At the end of the first inning of the 2016 season, the While Sox lead the AL in most of the main pitching categories. This includes ERA (2.28), Batting Average Against (.204), WHIP (1.02), OBP (.268) and OPS (.558). In most of these categories, they lead the AL by a wide margin.
The Sox stellar performance overall thus far has not been because of their offense, as they rank near the bottom of the AL in most offensive categories. They rank 12th in Team Batting Average (.227) and OBP (.293), 14th in OPS (.649) and runs scored (61), and dead last in RBIs (54). They do a bit better in both Home Runs (17) and Walks (52) where they rank 10th in both categories. In a category where it is good to be near the bottom, they rank 12th in strikeouts (135).
Glass Half-Full or Half-Empty
Good News and Surprises
- Key returning position players. Melky Cabrera, the Sox’s LF, is having a great start at the plate, batting .333 with a 405/485/890 slash line to comfortably lead the team. Adam Eaton is batting .292 with a 338/375/713 line. He also started the craziest triple play in team history against Texas last week. Both have been key contributors to make a sub-par overall offense adequate to get the job done in support of solid pitching.
- Key position player acquisitions. Lawrie, Rollins, and Frazier have been key contributors, as expected. Lawrie is second on the club with a .299 average, and sports a 373/433/806 slash line. Frazier’s average is only .205 but his OBP is a solid .275 and he leads the club in HRs (5) and RBIs (9). Rollins has also been a key contributor in clutch situations. These acquisitions sent a clear signal during the off season that the Sox were in win-now mode. Through the first inning of the 2016 season, they have helped do just that.

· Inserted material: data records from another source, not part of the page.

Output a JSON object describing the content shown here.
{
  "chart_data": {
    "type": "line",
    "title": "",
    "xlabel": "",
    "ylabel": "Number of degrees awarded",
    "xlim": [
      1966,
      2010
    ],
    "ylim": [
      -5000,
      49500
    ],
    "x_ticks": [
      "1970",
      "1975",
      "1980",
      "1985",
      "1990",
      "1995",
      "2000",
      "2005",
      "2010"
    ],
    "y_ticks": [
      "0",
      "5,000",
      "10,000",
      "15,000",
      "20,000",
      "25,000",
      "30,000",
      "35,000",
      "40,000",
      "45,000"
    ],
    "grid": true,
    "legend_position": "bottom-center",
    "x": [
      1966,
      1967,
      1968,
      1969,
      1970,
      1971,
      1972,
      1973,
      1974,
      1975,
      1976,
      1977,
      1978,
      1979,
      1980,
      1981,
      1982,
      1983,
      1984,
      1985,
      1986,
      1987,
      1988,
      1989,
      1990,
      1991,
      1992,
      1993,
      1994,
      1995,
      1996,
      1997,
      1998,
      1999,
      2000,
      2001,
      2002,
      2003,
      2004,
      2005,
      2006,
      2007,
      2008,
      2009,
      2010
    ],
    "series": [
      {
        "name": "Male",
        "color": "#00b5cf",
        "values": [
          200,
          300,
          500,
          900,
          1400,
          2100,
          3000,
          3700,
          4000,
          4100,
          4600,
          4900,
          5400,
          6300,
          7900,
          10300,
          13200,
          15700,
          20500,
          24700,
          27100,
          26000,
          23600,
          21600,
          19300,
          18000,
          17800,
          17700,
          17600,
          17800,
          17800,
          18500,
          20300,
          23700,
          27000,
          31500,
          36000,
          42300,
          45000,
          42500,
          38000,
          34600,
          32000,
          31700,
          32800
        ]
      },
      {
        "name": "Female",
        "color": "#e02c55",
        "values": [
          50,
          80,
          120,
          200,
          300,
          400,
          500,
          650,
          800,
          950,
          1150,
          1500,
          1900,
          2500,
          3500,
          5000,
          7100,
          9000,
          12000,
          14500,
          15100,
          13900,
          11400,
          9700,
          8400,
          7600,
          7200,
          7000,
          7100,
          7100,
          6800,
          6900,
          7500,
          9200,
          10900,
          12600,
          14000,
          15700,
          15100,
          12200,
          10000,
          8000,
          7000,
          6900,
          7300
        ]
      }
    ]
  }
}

- Most of the starting rotation. Matt Latos has been the revelation during the start of the season, sporting a 0.74 ERA, a 0.82 WHIP, and a 4-0 record. This was unexpected and most welcome. Chris Sale has performed as is expected from a staff ace. He currently has an ERA of 1.80 and a WHIP of 0.67 while leading the club in strikeouts (26). Quintana and Rodon have not been as spectacular, but are 3-3 between them.
- The bullpen. A problem area in 2015, it has been rock solid thus far in this first inning of the 2016 season. Dave Robertson has 7 saves in 8 opportunities to go along with an ERA of 1.08 and a WHIP of 0.60. Matt Albers is 1-0 with an ERA of 0.00 in 9.2 innings and a WHIP of 0.83.
Bad News and Concerns
- The other member of the starting rotation. John Danks has been, well, awful through the first frame of the young season. He stands at 0-3, single-handedly responsible for half of the team’s losses, with an unsightly 6.23 ERA and a team second-worst 1.62 WHIP.

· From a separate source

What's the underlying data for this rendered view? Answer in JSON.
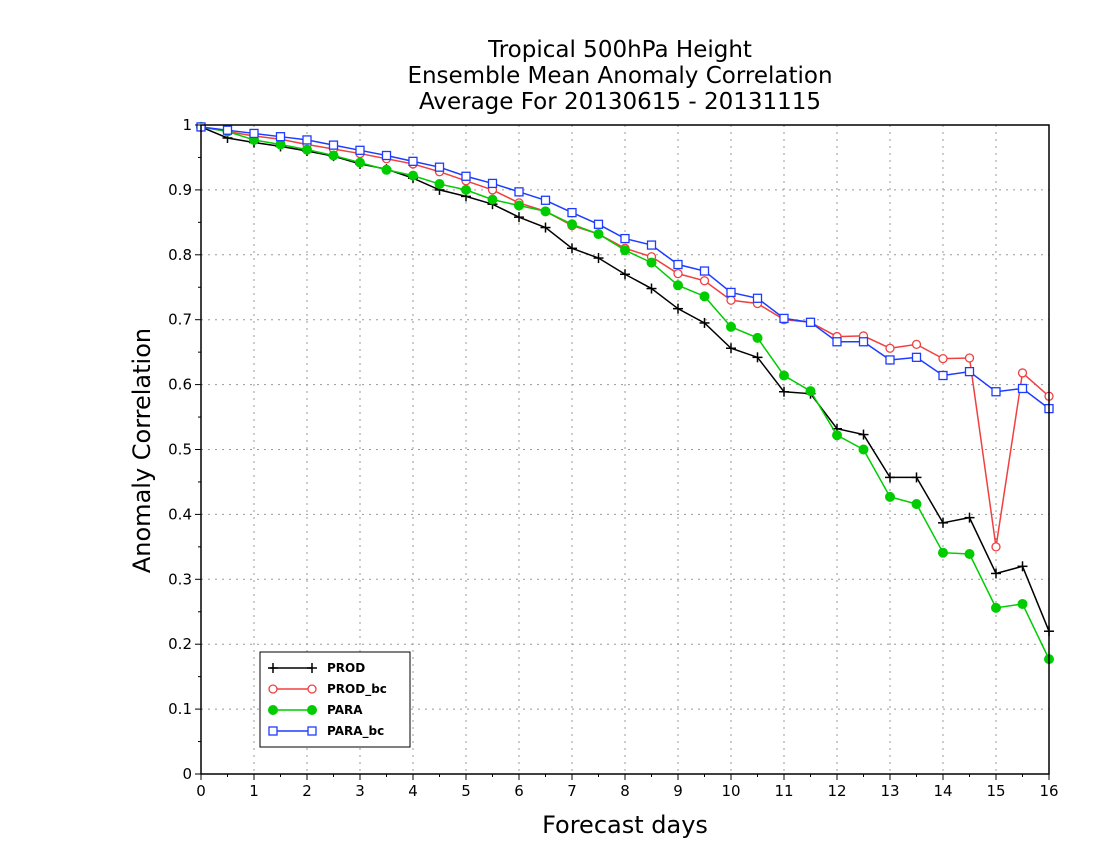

- Jose Abreu. After the season’s first frame, the Sox power hitting first baseman has a batting average of .183, a full 17 points south of the Mendoza line. His slash line is a puny 259/338/597. He does have 3 HRs and 8 RBIs which is good enough for second place behind Todd Frazier on the club in both categories. However, this would project to only 27 and 72 respectively for a full season, well below his 2015 output.
What Comes Next
The next inning consists of seventeen games against more formidable competition. They open away at Toronto for 4, then away at Baltimore for 4, and then return home for 3 vs Boston and 3 vs Minnesota, then finish the “inning” with 3 away vs. Texas. Unlike the last inning, most of these opponents have winning records, with a weighted winning percentage of nearly .500 (0.492 to be exact).
The keys to the next inning will be whether the stellar pitching performances thus far can continue as the rather dormant offense springs back to life. If both happen, the team may well build upon the early lead it built in the first inning of the 2016 season.